Effects of ethanol, with or without MOR and DOR ligands, on the production of cytotoxic factors were determined in control RNK16 cells. Ethanol treatment decreased cellular levels of granzyme B, perforin, and IFN-γ proteins in RNK16 cells (Fig. 5, G–L). MOR antagonist and DOR agonist suppressed the effects of ethanol on cytotoxic factor productions.

Comparison of the effects of MOR and DOR ligands and ethanol on cellular production of cytotoxic factors, receptor dimerization, and ligand binding of receptors revealed that opioid receptor homodimerization, activated by an opposite receptor antagonist with an agonist, was associated with an increase, and heterodimerization, caused by ethanol, was associated with a decrease in ligand binding of the receptors and the production of cytotoxic factors in RNK16 cells.

In Vivo Interaction between DOR and MOR in Regulation of Ligand Binding in Immune Cells

In vivo studies were conducted to evaluate DOR and MOR interaction in splenocytes. Because splenic cells contain immune cells, including NK cells, and provide the quantity that is required for conducting the receptor binding and functional experiments, we have used splenocytes in the in vivo experiments. In addition, opioid receptors ligand binding and actions were similar both in NK cells and splenocytes (3, 4, 9). In vitro studies showed that naltrexone and DPDPE, alone and in combination, were the most effective in preventing DOR and MOR dimerization and increasing receptor ligand binding. Hence, our investigation of DOR and MOR interaction included only naltrexone and DPDPE treatments. We hypothesized that, as in vitro, chronic ethanol treatment will enhance the interaction between these two receptors to reduce ligand binding on splenocytes that will be reflected in this study. As shown in Fig. 6, A–D, chronic treatment of naltrexone or DPDPE increased DOR ligand binding, but reduced MOR ligand binding on splenocytes of control-fed (PF) animals. Combined treatment of naltrexone and DPDPE showed additive effects on DOR and MOR ligand binding in PF animals. Chronic ethanol treatment reduced the DOR and MOR ligand binding with splenocytes. The inhibitory effect of ethanol on DOR ligand binding was prevented by naltrexone and DPDPE, but the inhibitory effect of ethanol on MOR ligand binding was enhanced by naltrexone and DPDPE. These data suggest that a feedback inhibitory interaction between the constitutively active DOR and MOR control ligand binding with these receptors.
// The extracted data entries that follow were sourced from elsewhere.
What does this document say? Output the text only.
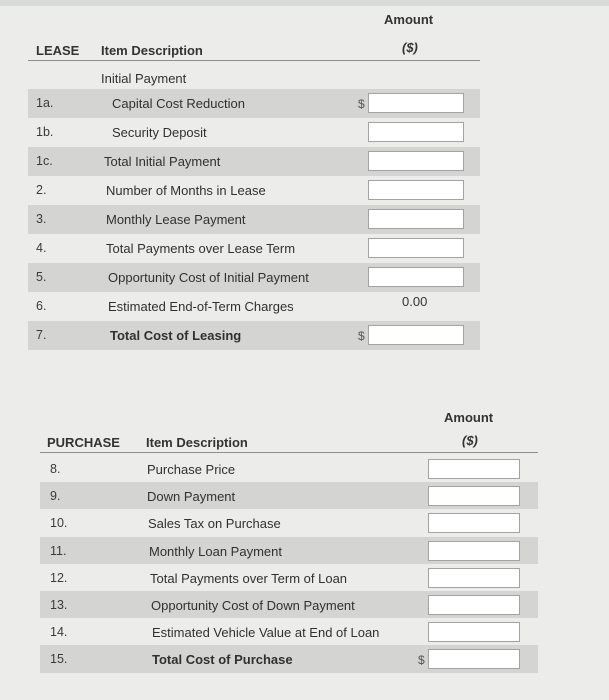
Amount
LEASE Item Description	($)
Initial Payment
1a.	Capital Cost Reduction	$
1b.	Security Deposit
1c.	Total Initial Payment
2.	Number of Months in Lease
3.	Monthly Lease Payment
4.	Total Payments over Lease Term
5.	Opportunity Cost of Initial Payment
6.	Estimated End-of-Term Charges	0.00
7.	Total Cost of Leasing	$
Amount
PURCHASE Item Description	($)
8.	Purchase Price
9.	Down Payment
10.	Sales Tax on Purchase
11.	Monthly Loan Payment
12.	Total Payments over Term of Loan
13.	Opportunity Cost of Down Payment
14.	Estimated Vehicle Value at End of Loan
15.	Total Cost of Purchase	$
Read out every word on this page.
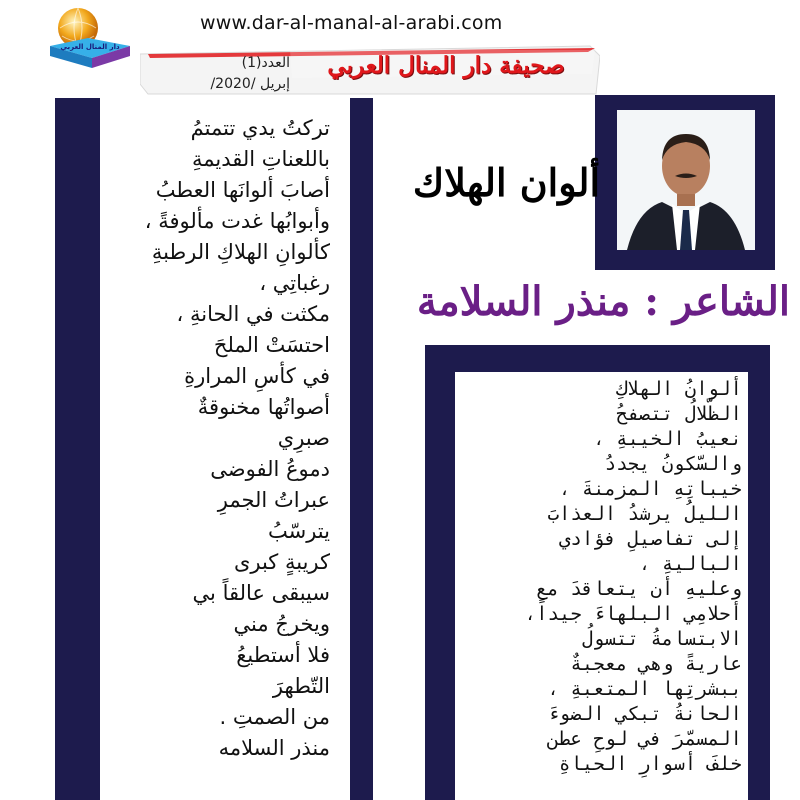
www.dar-al-manal-al-arabi.com
دار المنال العربي
صحيفة دار المنال العربي
العدد(1)
إبريل /2020/
تركتُ يدي تتمتمُ
باللعناتِ القديمةِ
أصابَ ألوانَها العطبُ
وأبوابُها غدت مألوفةً ،
كألوانِ الهلاكِ الرطبةِ
رغباتِي ،
مكثت في الحانةِ ،
احتسَتْ الملحَ
في كأسِ المرارةِ
أصواتُها مخنوقةٌ
صبرِي
دموعُ الفوضى
عبراتُ الجمرِ
يترسّبُ
كريبةٍ كبرى
سيبقى عالقاً بي
ويخرجُ مني
فلا أستطيعُ
التّطهرَ
من الصمتِ .
منذر السلامه
ألوان الهلاك
الشاعر : منذر السلامة
ألوانُ الهلاكِ
الظّلالُ تتصفحُ
نعيبُ الخيبةِ ،
والسّكونُ يجددُ
خيباتِهِ المزمنةَ ،
الليلُ يرشدُ العذابَ
إلى تفاصيلِ فؤادي
الباليةِ ،
وعليهِ أن يتعاقدَ مع
أحلامِي البلهاءَ جيداً،
الابتسامةُ تتسولُ
عاريةً وهي معجبةٌ
ببشرتِها المتعبةِ ،
الحانةُ تبكي الضوءَ
المسمّرَ في لوحِ عطن
خلفَ أسوارِ الحياةِ
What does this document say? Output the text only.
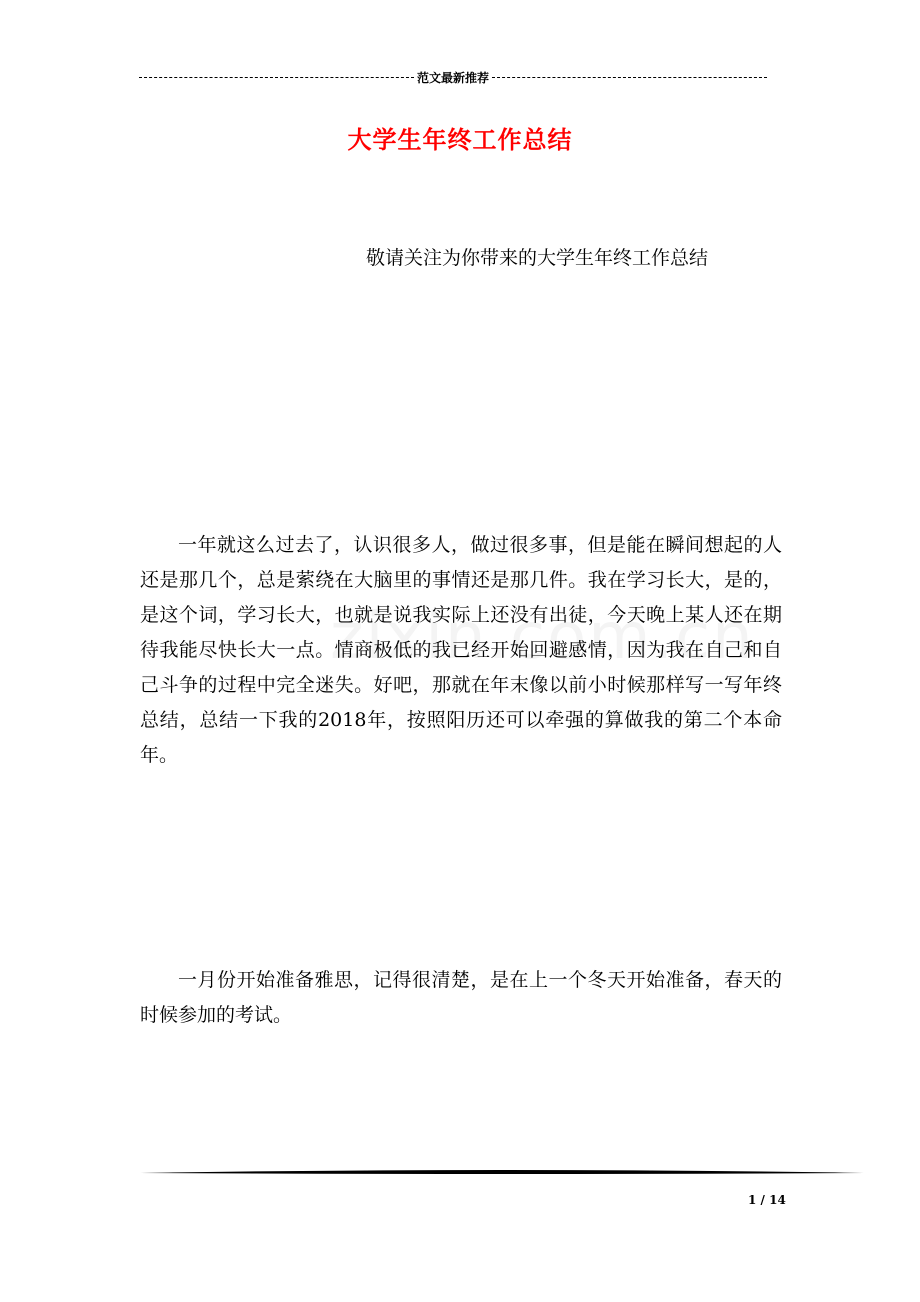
范文最新推荐
大学生年终工作总结
敬请关注为你带来的大学生年终工作总结

一年就这么过去了，认识很多人，做过很多事，但是能在瞬间想起的人还是那几个，总是萦绕在大脑里的事情还是那几件。我在学习长大，是的，是这个词，学习长大，也就是说我实际上还没有出徒，今天晚上某人还在期待我能尽快长大一点。情商极低的我已经开始回避感情，因为我在自己和自己斗争的过程中完全迷失。好吧，那就在年末像以前小时候那样写一写年终总结，总结一下我的2018年，按照阳历还可以牵强的算做我的第二个本命年。

一月份开始准备雅思，记得很清楚，是在上一个冬天开始准备，春天的时候参加的考试。

1 / 14
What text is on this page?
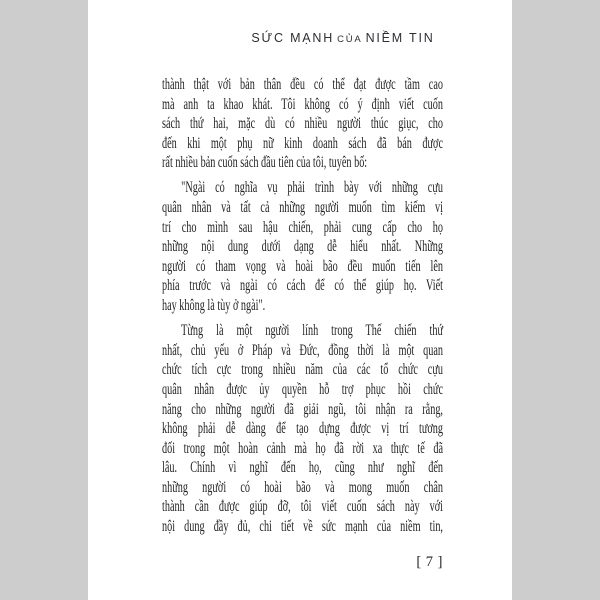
SỨC MẠNH CỦA NIỀM TIN
thành thật với bản thân đều có thể đạt được tầm cao
mà anh ta khao khát. Tôi không có ý định viết cuốn
sách thứ hai, mặc dù có nhiều người thúc giục, cho
đến khi một phụ nữ kinh doanh sách đã bán được
rất nhiều bản cuốn sách đầu tiên của tôi, tuyên bố:
"Ngài có nghĩa vụ phải trình bày với những cựu
quân nhân và tất cả những người muốn tìm kiếm vị
trí cho mình sau hậu chiến, phải cung cấp cho họ
những nội dung dưới dạng dễ hiểu nhất. Những
người có tham vọng và hoài bão đều muốn tiến lên
phía trước và ngài có cách để có thể giúp họ. Viết
hay không là tùy ở ngài".
Từng là một người lính trong Thế chiến thứ
nhất, chủ yếu ở Pháp và Đức, đồng thời là một quan
chức tích cực trong nhiều năm của các tổ chức cựu
quân nhân được ủy quyền hỗ trợ phục hồi chức
năng cho những người đã giải ngũ, tôi nhận ra rằng,
không phải dễ dàng để tạo dựng được vị trí tương
đối trong một hoàn cảnh mà họ đã rời xa thực tế đã
lâu. Chính vì nghĩ đến họ, cũng như nghĩ đến
những người có hoài bão và mong muốn chân
thành cần được giúp đỡ, tôi viết cuốn sách này với
nội dung đầy đủ, chi tiết về sức mạnh của niềm tin,
[ 7 ]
FIGURE 6. — **Opioid antagonist and agonist modulation of MOR and DOR ligand binding, receptor dimerization, and cell function in the absence or presence of ethanol in splenocytes *in vivo*.** Shown are representative saturation curves (A and C) and the B_max (B and D) of DOR-or MOR-specific ligand, opioid receptor homodimers or heterodimers (*E–J*), and the cellular levels of cytotoxic factors (granzyme B, perforin, and IFN-γ) in splenocytes (*K–M*) obtained from spleens of naltrexone (*NAL*)- or placebo (PL)-treated rats fed an alcohol-containing liquid diet (AF) or PF isocaloric liquid diet. Data are mean ± S.E. of four experiments. *, p < 0.05, compared with PF + PL. a, p < 0.05, compared with naltrexone alone; b, p < 0.05, compared with alcohol-fed alone.

Evidence for Dimerization of MOR and DOR in Splenocytes in Vivo

Splenocyte extracts were immunoprecipitated and probed with MOR antibody, and splenocytes from PF rats showed a significant amount of MOR homodimer and monomer (Fig. 6, E and F). Similarly, when immunoprecipitated and probed with DOR antibody, splenocytes showed a significant amount of DOR dimer and monomers (Fig. 6, H and I). Naltrexone treatment alone decreased the levels of MOR monomers and dimers, although it increased the levels of both DOR monomers and dimers. Naltrexone and DPDPE combination treatment changed the levels of these monomers and dimers more than those achieved by treatment alone. Naltrexone alone decreased the levels of DOR and MOR heterodimers, and these effects were enhanced by DPDPE (Fig. 6, G and J).

Ethanol-enhancing effect on DOR and MOR heterodimerization was partially blocked by naltrexone and DPDPE alone and was reversed by the combined treatments of naltrexone and DPDPE (Fig. 6, G and J). The suppressing effects of ethanol on DOR monomerization and dimerization were antagonized by naltrexone and DPDPE, and its suppressing effects on MOR monomerization and dimerization were antagonized by naltrindole and DAMGO. These data suggest that ethanol suppresses MOR or DOR monomers and dimers by increasing heterodimerization of MOR and DOR receptors, although naltrexone together with DPDPE, or naltrindole together with DAMGO, block the effects of ethanol on receptor heterodimerization.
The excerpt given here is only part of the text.